A.K.: Actually for us the question of leaving the building is a real question. One aspect always was to think about what happened when we had to leave Schinkel. The situation is the same as with Julia Stoschek: building is owned by the state. So what’s happening to Julia right now is in a weird way a warning for us today. It’s alarming and it’s a real threat, especially given the constant, that buildings going up the new townhouses around Schinkel, the change of the city structure especially in that area.
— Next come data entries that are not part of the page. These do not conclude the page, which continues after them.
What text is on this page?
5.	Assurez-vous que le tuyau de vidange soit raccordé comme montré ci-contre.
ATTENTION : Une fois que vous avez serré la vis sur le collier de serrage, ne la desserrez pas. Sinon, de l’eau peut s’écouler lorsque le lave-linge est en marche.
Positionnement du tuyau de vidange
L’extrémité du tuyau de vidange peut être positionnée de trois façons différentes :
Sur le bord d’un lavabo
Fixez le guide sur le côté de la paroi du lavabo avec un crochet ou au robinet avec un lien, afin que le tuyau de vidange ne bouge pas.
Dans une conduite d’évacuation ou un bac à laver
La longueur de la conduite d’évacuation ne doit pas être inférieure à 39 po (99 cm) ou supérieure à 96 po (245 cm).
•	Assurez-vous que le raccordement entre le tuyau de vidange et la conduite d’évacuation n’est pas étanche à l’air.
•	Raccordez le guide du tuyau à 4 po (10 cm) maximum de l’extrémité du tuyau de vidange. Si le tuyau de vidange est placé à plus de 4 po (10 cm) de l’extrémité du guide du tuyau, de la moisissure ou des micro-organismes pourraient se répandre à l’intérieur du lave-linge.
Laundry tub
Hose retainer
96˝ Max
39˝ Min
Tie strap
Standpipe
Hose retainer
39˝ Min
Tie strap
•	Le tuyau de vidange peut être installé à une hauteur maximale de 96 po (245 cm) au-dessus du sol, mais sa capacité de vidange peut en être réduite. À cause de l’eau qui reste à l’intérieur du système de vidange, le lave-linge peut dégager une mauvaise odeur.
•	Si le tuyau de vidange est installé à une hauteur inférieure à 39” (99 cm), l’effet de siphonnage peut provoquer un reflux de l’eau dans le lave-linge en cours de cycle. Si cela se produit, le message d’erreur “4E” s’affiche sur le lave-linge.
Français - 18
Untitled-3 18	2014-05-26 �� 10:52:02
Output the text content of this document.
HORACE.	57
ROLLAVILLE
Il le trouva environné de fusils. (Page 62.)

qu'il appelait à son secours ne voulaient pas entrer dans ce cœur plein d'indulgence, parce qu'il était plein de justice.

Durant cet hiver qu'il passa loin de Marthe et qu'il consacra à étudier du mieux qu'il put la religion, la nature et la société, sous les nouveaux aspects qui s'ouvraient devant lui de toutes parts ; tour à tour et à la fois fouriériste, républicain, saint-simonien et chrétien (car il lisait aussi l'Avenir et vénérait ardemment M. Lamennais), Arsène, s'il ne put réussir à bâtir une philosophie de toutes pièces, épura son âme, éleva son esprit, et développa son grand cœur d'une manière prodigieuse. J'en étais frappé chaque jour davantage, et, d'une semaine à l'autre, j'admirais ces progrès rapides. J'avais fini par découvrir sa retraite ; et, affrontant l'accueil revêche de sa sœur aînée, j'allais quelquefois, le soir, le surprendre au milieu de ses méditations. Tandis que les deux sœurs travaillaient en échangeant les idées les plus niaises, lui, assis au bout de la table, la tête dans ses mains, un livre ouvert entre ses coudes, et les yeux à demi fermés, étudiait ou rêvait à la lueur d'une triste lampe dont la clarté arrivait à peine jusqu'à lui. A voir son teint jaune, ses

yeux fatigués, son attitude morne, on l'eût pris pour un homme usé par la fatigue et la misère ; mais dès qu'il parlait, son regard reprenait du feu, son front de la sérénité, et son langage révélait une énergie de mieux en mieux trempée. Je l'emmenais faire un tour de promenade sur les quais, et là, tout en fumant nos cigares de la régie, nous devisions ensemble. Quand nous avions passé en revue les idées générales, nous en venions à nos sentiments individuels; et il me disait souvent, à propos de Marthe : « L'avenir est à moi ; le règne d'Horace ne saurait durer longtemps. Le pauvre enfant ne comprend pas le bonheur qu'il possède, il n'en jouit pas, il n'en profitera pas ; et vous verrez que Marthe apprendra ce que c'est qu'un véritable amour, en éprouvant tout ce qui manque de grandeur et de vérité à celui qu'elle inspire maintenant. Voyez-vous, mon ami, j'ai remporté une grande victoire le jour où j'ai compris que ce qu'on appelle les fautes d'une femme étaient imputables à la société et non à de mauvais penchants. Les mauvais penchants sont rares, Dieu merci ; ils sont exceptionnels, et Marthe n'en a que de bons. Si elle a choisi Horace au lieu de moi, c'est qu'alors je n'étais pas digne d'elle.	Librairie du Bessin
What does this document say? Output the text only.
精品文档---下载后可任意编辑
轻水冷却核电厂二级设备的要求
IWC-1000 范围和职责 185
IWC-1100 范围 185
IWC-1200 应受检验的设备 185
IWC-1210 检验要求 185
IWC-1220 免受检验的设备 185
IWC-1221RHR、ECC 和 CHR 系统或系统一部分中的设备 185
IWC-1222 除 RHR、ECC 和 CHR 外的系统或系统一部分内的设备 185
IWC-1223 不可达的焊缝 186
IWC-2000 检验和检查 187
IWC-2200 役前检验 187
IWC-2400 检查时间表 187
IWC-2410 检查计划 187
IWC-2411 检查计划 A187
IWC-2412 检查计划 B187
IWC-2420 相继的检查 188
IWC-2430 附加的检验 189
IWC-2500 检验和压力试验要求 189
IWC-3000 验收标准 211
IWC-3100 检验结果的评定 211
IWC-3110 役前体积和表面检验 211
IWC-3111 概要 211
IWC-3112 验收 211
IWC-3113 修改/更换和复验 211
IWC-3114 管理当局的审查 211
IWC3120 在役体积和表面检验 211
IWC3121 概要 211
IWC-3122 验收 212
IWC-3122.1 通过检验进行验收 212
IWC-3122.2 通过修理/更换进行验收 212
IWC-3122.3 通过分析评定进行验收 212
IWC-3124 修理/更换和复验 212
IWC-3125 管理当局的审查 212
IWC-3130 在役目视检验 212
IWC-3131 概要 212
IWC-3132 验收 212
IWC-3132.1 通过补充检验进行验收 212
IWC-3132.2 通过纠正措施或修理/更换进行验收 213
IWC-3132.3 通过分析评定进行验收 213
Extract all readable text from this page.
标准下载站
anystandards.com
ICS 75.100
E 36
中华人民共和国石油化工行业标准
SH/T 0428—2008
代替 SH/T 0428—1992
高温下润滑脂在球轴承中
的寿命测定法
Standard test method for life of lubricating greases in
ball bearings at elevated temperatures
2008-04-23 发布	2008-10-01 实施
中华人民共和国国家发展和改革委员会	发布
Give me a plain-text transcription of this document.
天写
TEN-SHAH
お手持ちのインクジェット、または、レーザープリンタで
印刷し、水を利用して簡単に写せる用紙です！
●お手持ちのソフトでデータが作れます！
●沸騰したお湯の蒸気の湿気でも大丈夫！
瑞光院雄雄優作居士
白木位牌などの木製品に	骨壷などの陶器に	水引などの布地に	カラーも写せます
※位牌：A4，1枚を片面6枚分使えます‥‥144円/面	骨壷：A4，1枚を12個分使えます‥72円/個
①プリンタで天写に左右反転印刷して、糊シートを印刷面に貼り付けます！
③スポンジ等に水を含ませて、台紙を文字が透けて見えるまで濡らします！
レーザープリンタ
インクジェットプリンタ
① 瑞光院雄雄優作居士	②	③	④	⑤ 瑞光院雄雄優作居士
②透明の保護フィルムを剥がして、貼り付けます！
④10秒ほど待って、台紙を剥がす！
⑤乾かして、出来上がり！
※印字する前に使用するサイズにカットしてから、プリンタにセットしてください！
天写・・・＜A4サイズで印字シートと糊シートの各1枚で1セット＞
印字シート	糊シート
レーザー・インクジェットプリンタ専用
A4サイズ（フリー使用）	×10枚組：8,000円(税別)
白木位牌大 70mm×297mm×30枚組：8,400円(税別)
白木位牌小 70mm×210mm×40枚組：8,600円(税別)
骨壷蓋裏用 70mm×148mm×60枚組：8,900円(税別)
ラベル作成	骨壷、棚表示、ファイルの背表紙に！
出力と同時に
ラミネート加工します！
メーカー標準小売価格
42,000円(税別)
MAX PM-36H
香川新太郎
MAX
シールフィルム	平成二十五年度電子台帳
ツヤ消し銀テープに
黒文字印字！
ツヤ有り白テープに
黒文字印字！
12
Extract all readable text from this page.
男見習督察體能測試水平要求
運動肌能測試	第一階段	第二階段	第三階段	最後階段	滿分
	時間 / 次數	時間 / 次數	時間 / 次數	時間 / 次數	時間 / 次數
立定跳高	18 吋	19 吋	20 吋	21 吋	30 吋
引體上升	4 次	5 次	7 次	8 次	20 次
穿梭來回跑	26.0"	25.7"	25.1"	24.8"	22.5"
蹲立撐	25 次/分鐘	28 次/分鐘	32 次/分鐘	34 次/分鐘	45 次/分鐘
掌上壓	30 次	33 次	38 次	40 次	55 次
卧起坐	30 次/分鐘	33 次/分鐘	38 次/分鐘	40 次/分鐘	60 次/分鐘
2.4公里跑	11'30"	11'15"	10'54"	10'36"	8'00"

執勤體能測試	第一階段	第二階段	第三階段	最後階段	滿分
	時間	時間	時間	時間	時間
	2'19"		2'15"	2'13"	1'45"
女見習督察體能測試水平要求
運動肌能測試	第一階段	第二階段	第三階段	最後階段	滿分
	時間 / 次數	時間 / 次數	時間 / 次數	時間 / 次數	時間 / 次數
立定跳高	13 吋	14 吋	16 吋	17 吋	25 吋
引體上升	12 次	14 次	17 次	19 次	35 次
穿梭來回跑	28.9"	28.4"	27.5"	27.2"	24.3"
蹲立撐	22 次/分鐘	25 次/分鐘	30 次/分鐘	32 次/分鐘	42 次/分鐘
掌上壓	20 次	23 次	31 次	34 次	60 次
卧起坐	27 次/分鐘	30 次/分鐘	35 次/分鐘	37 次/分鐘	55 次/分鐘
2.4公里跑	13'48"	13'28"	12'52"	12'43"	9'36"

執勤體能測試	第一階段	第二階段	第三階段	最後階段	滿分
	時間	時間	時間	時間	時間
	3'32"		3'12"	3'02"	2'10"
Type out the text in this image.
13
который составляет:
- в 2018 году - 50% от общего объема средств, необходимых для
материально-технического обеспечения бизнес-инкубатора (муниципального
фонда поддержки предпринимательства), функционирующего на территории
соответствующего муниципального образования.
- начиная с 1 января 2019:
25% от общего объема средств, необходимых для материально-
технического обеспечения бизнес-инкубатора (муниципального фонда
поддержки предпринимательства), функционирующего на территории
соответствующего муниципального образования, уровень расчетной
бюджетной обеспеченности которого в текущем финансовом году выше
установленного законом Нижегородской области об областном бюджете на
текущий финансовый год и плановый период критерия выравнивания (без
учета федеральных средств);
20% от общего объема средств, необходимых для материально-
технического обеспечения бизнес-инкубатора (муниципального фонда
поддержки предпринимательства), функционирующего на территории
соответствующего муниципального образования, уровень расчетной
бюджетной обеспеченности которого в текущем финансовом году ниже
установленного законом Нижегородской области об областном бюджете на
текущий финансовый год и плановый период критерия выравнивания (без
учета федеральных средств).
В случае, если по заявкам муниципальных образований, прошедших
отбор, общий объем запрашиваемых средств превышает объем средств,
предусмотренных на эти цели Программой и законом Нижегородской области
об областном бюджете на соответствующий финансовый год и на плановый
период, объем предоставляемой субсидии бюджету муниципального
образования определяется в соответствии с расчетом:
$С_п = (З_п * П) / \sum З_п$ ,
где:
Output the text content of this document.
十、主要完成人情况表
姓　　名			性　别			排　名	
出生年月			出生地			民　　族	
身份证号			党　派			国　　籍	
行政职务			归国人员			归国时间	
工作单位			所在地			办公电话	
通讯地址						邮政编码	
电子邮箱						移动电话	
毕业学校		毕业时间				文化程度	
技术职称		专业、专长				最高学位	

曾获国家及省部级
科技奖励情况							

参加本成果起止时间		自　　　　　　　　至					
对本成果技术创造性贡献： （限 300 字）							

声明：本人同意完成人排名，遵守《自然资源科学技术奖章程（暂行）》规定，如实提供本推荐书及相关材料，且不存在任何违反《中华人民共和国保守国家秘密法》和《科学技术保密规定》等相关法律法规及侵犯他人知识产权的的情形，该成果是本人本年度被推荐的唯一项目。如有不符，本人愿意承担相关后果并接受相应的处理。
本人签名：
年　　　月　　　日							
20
We are at risk and I think that forces something on us that actually has been really productive. Like using the city as a place where art can happen in very different locations and unexpected constellations.


K.N.: What I thought about when I was listening to you, is this worth precarity again? There was a sense of stability for a decade, but there is a problem with stagnant institutions, which are stagnant in their ways and cannot adapt. It’s sort of uncomfortable process.

If the tax revenues increase there will be no money for art funding and things like this, at least in the European countries. And so that’s all that’s been on my mind every day, I make tea and I’m trying to sit behind the computer and like “okay, let’s make a cute digital sculpture”. I’m sure there are a lot of other people in the more stressful positions than I am. I am one of the successful cases, cause I’m not broke immediately, I’m going to be broke in a few month. It’s interesting but I just don’t know how we should internalize this new precarity.

I think the way this new world has been going forward is that you except that you don’t have a stable work contract, you except that you can’t get a stable rent contract, you except the instability.


A.K.: I think that’s a huge responsibility that the politics have. And I hope that they understand that a condition of a freelancer has shifted in the last years and that there is a huge part of population that is basically working from their home and is not less essential to society. Because your home is your site of production and your body is your tool basically and your mind. So what else do you have?

K.N.: Exactly. And all their costs are technically personal costs.

S.R.: For technical reasons as our channel will close down just in future, I’m curious you deliberately wore a hoodie with caption “Spirituality” written on it? What does this mean in this context?

K.N.: We picked Mars backgrounds as our digital backgrounds and there are robots on Mars called “Curiosity”, “Opportunity” and “Spirit”. So I made a new one: Spirituality.

S.R.: That’s really a good one. (laughing)
My special thanks go to Katya and to Annika.